Quem é, de fato, pernambucano mantém viva a tradição e arranja alguma forma de brincar ou, ao menos, compensar ausência. Conheça histórias.

Do quarto, João Cumaru, 28, assiste a lives dos blocos e não vê a hora de voltar às ladeiras - Arthur de Souza/Folha de Pernambuco

Não adianta se o Recife está longe
A saudade é tão grande
Que eu até me embaraço
Parece que eu vejo Valfrido Cebola no passo
Haroldo Fatia, Colaço
Recife está perto de mim...


Personalidade das mais importantes na agitada cena cultural brasileira do século 20, Antônio Maria (1921-1964) é o nome por trás de alguns dos mais belos hinos intrincados na memória afetiva de quem brinca o Carnaval em Pernambuco. Dentre eles, o “Frevo nº 2 do Recife”, famoso na voz de Maria Bethânia em gravação de 1969. Nesta que é uma verdadeira crônica em forma de canção, o recifense radicado no Rio de Janeiro descreve a saudade da maior festa popular da cidade natal (e do Estado) por meio das figuras ilustres “do Clube das Pás”, “dos Vassouras”, “passistas traçando tesouras”, “Valfrido Cebola no passo, Haroldo Fatia, Colaço”.

Mais de cinco décadas depois, quem poderia imaginar que aquele eu lírico de Antônio Maria descrevesse tão bem o sentimento de toda uma população de hoje? Estes últimos dois anos de pandemia deixaram milhões de saudosistas com aperto no peito, impedidos de se largarem nas ruas, praças e ladeiras, pulando feito pipocas no calor efervescente dos trópicos nordestinos.

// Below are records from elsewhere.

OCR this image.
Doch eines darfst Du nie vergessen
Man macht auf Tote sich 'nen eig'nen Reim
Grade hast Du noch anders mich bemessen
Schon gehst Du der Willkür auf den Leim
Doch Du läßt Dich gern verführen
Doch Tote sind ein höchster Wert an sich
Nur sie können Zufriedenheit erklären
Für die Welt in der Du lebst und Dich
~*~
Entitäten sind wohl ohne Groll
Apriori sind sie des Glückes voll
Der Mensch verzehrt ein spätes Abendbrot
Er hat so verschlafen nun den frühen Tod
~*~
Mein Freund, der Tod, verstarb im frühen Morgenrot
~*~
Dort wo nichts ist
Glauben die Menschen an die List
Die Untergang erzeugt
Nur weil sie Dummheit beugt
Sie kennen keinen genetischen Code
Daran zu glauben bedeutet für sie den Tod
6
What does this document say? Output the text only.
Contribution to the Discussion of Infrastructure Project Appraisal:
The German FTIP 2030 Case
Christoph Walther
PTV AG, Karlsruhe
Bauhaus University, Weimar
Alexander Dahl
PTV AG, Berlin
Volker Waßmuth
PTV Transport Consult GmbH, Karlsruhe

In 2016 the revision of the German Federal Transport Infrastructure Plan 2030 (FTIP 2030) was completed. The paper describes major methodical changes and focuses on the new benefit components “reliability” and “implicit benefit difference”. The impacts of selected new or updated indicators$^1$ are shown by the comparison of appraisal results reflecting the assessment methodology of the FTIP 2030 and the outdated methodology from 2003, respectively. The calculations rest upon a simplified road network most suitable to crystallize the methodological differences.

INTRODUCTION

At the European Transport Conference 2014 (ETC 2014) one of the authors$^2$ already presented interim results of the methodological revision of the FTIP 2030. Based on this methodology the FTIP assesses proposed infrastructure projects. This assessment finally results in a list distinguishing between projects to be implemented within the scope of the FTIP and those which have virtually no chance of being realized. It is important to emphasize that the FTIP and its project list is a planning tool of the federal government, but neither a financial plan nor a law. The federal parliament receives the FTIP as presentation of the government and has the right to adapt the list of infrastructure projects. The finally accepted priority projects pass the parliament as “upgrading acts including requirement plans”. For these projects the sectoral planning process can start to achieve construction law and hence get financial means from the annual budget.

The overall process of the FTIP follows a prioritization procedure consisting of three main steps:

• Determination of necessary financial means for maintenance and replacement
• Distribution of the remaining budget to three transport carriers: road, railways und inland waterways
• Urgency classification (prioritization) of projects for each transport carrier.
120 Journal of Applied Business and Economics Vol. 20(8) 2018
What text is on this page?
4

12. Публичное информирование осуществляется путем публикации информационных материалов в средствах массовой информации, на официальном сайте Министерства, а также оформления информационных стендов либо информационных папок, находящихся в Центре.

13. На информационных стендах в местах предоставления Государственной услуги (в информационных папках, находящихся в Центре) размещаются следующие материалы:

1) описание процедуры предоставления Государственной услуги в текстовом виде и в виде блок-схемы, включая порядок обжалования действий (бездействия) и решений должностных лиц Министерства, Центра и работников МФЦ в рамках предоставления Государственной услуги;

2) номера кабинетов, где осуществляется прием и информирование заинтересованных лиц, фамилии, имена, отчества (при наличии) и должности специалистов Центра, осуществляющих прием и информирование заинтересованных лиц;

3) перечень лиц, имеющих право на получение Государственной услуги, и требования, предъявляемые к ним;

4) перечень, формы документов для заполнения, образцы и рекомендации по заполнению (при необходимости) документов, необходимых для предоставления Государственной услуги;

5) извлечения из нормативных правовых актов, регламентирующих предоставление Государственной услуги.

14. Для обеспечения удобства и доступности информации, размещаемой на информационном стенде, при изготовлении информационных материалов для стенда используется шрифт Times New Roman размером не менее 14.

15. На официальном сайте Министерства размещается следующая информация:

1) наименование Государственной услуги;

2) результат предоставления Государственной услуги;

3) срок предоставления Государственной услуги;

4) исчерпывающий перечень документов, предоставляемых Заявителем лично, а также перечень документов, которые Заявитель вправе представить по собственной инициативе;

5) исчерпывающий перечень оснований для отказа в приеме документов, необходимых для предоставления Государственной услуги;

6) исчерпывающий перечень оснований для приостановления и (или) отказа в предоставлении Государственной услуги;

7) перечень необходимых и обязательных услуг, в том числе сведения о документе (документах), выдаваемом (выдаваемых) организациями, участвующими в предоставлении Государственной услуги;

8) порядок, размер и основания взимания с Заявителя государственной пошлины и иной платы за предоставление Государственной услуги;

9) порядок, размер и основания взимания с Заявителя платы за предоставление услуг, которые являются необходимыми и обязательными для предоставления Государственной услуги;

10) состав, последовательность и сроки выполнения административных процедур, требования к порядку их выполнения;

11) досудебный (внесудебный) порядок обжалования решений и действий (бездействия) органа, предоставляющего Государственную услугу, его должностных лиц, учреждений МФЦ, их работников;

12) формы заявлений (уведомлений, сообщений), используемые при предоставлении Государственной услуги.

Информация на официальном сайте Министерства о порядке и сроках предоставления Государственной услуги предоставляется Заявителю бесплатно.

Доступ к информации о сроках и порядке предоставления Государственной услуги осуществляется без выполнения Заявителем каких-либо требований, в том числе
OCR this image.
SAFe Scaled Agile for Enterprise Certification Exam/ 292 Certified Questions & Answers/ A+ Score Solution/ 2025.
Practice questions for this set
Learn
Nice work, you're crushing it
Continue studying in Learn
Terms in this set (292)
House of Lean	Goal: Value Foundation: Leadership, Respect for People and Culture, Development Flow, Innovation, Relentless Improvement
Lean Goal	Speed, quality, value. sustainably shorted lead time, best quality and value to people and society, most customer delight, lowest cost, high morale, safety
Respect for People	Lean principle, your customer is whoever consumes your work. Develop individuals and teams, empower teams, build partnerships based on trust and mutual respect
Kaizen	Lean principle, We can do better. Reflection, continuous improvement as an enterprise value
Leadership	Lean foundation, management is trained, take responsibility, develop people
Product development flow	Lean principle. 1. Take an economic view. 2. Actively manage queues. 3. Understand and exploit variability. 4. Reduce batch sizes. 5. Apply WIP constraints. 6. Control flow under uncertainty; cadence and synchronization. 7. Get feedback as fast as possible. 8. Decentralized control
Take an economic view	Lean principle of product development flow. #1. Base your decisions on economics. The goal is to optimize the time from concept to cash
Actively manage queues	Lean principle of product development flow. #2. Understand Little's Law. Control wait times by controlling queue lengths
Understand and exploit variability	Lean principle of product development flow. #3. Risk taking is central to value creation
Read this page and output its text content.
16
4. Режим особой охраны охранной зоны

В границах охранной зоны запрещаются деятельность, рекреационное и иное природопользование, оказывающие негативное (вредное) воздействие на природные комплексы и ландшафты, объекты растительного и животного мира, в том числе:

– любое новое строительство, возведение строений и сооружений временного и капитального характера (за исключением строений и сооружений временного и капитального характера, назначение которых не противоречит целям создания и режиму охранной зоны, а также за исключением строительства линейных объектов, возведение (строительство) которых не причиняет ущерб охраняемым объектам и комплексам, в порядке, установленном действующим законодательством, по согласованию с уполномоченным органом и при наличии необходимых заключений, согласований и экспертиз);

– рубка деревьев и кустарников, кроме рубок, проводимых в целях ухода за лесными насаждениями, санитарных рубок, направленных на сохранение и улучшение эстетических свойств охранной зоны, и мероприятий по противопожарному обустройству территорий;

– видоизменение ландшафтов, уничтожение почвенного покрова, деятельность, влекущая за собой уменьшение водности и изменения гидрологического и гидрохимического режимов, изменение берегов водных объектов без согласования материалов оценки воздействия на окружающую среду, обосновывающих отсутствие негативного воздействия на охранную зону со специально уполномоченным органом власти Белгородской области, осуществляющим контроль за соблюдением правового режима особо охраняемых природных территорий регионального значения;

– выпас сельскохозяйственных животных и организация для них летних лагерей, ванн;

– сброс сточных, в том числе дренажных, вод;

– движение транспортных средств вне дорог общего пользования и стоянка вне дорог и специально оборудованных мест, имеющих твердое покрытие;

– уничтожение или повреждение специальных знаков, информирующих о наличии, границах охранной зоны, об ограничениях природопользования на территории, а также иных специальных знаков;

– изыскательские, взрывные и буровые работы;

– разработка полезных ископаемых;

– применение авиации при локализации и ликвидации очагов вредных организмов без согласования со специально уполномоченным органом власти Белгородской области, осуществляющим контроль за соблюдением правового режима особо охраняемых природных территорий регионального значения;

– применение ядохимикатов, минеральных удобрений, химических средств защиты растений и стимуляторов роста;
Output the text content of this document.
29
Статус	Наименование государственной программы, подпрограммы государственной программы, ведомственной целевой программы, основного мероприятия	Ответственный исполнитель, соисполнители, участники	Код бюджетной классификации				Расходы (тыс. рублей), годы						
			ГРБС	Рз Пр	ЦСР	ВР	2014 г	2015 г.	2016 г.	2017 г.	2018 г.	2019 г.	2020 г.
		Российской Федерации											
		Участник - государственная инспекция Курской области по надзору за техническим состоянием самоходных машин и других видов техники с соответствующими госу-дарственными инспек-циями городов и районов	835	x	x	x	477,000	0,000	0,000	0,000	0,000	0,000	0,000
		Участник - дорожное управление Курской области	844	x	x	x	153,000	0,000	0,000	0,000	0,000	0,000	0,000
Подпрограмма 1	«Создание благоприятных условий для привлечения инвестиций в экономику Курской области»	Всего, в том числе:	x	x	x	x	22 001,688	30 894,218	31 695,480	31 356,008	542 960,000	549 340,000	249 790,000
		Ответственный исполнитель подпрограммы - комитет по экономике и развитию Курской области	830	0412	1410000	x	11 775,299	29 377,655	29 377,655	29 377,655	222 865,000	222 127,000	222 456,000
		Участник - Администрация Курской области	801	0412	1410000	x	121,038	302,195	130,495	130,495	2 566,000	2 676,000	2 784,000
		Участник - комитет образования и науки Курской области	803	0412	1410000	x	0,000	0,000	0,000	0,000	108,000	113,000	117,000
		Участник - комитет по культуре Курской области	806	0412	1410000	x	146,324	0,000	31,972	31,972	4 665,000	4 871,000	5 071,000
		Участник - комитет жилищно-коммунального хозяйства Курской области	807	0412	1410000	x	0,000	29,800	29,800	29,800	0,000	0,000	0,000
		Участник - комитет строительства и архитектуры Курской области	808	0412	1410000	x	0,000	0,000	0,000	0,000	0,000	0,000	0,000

Porém, quem é, de fato, pernambucano - para citar outro desses belos clássicos, “É de fazer chorar”, de Luís Bandeira (1923-1998) - mantém viva a tradição e sempre arranja alguma forma de brincar ou, ao menos, compensar essa ausência.

Folia em casa
Na vida de Skarleth Simonetti, o colorido do Carnaval não pode faltar. Fã de Chico Science (1966-1997) e da banda Nação Zumbi, a empresária de 28 anos é daquelas foliãs que cansaço nenhum abate, faça chuva, faça sol. Todo ano, ela vai de manhã a Olinda, onde acompanha os desfiles das troças na Cidade Alta, e, depois daquela parada estratégica em casa, curte os shows da noite no Recife Antigo. Isso, se puder, nos quatro dias do feriadão. “Sou completamente apaixonada por tudo que envolve e valoriza a nossa cultura”, diz.

Mas, mesmo com a festa cancelada, Skarleth não abre mão de festejar. Assim como no ano passado, sem poder se misturar à multidão nas ruas, o jeito é montar a festa no apartamento onde mora com o marido, Victor, e a cadelinha Pipoca, no bairro de Candeias, Jaboatão dos Guararapes.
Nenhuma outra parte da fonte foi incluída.